A tear fell from Tori’s eye, and I wiped it away. “Please don’t cry, luna mia. It was years ago. In the past.”

“I’m so sorry, Gabe. You told me you kept your secrets for a reason, but I never imagined…no child should go through that.”

“Shhh.” I stopped her with a finger to her lips. “It’s in the past where I need to leave it.” Otherwise, that darkness threatened to drown me. It flickered in my periphery, threatening to escape, but Tori kept it content to keep away.

Her eyes flitted between mine, and I took her face in my hands. “Now you know one of my secrets. I promised I would tell you when I was ready. Eventually, you’ll know them all.”

“Are they all this bad?”

“Some, yes.” Her mouth twisted, and I wanted to wipe away the concern she now carried for me. Tipping her chin with my finger, I told her, “But you turn them all to ash when I’m with you.
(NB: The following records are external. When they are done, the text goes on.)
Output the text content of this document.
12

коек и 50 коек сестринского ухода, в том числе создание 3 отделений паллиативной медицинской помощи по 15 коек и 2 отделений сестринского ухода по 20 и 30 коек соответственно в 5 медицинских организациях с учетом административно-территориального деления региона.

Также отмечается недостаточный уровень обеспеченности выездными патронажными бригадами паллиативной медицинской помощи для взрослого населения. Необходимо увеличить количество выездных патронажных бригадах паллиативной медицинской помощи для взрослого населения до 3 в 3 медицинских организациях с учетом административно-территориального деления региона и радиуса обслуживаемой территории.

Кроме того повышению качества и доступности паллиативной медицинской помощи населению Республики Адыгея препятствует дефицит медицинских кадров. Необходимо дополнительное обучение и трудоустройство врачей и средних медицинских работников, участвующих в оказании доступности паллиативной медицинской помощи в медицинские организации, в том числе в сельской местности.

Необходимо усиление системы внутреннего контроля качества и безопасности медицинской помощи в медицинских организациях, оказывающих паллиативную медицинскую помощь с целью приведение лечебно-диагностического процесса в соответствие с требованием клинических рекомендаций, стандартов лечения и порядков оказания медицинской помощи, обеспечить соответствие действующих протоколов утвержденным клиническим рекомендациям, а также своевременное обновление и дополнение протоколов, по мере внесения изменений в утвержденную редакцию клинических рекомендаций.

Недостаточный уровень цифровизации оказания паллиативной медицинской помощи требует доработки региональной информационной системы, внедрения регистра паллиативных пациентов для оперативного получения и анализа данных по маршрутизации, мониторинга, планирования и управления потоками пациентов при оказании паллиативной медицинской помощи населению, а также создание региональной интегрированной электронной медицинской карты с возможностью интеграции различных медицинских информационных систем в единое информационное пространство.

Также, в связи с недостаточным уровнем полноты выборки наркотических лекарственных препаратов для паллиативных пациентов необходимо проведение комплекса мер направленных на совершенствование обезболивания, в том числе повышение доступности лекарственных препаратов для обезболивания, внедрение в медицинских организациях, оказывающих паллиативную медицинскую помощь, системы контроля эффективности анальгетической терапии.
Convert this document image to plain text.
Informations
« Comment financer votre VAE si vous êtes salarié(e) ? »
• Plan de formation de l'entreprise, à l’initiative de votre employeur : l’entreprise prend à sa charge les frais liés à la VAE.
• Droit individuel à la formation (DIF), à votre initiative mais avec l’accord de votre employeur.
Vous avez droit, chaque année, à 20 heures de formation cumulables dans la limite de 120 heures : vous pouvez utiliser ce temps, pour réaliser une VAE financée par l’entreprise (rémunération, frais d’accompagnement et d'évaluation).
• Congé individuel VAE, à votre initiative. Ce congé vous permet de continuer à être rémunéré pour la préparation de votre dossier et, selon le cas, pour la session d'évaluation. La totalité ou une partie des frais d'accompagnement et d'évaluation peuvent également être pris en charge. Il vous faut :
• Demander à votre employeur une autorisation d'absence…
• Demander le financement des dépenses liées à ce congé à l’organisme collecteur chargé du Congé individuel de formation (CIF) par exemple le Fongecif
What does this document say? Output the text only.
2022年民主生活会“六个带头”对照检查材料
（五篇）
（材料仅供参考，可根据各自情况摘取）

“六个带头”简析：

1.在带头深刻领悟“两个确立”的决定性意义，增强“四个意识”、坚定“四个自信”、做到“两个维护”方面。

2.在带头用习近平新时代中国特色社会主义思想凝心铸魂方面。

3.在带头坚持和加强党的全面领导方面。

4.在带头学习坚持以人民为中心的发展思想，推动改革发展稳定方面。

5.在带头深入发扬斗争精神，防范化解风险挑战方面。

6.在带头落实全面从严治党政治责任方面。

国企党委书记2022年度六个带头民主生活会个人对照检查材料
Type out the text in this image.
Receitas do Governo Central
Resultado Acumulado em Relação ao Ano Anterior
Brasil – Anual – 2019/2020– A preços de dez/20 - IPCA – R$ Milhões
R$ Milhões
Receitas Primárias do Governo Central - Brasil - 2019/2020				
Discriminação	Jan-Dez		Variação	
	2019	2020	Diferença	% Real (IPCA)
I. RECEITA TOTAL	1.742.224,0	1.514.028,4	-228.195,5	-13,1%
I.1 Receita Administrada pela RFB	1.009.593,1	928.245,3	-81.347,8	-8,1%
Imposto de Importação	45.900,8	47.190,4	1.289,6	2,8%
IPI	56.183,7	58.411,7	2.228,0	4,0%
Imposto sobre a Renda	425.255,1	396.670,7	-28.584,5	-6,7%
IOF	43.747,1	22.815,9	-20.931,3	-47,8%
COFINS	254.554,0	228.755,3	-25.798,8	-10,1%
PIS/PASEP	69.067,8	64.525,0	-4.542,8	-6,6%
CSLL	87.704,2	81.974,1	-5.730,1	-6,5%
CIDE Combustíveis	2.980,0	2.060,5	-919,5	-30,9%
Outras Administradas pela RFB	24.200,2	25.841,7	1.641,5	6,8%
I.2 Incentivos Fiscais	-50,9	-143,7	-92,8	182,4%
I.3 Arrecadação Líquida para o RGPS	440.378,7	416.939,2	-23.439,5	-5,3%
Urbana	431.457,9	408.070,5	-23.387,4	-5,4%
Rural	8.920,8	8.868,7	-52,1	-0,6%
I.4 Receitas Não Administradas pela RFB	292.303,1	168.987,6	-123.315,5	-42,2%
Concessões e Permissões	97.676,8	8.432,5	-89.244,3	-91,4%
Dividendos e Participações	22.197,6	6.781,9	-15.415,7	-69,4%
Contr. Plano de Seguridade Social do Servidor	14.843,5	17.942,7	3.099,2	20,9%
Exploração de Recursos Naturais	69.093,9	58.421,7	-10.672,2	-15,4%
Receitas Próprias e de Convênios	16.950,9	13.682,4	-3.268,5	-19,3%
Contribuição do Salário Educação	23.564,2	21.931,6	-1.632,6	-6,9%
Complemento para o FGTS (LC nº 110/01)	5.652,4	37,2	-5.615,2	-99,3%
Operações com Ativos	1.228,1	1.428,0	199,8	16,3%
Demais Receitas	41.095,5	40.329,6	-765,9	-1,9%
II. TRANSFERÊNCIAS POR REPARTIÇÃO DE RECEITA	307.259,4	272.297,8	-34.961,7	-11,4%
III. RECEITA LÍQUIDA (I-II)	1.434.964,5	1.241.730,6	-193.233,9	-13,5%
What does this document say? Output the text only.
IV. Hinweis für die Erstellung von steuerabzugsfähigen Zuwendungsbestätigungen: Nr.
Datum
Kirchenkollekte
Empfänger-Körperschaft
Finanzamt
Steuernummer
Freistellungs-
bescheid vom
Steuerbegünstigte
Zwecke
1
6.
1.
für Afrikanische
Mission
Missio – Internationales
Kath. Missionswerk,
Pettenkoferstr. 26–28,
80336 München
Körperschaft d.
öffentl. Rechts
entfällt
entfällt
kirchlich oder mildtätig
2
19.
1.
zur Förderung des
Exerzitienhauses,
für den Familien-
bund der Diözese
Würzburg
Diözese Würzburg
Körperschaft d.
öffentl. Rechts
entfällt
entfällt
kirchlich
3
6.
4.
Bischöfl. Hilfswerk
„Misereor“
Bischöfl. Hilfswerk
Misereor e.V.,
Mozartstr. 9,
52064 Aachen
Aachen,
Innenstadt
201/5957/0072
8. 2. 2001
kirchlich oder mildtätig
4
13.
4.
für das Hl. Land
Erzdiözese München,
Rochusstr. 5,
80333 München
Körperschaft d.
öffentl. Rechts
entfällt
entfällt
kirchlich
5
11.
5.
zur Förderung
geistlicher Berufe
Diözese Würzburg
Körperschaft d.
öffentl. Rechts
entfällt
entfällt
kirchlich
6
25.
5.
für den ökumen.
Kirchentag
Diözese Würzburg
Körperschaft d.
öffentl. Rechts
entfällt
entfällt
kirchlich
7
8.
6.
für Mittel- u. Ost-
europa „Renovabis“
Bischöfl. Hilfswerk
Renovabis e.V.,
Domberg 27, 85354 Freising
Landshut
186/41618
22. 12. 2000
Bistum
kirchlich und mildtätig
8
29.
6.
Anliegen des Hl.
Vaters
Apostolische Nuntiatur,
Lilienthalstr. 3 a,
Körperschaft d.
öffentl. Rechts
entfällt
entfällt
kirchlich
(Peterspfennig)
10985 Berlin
I have no worries, no past. Only a future with you and your smiles.” I kissed the corners of her eyes, kissing away the rest of her salty tears. “No more tears.”

My mouth traveled down her face until I reached her lips. “Get some sleep, and I’ll take you out to breakfast in the morning.”

“Or we could stay in bed all morning.” She gave me a ruthless grin.

Pulling her into my arms, I kissed the top of her head. “I like that idea. I’ll never turn down breakfast in bed.”

She snuggled further into my hold, her hand resting on my waist. “I love you, Gabriel Hughes.”

“I know and I love you, luna mia.”

It didn’t take long for her soft breaths to fall into a pattern that told me she was asleep. I held tight to her, knowing there might come a time when I wouldn’t have her there and knowing I would never be the same if she weren’t.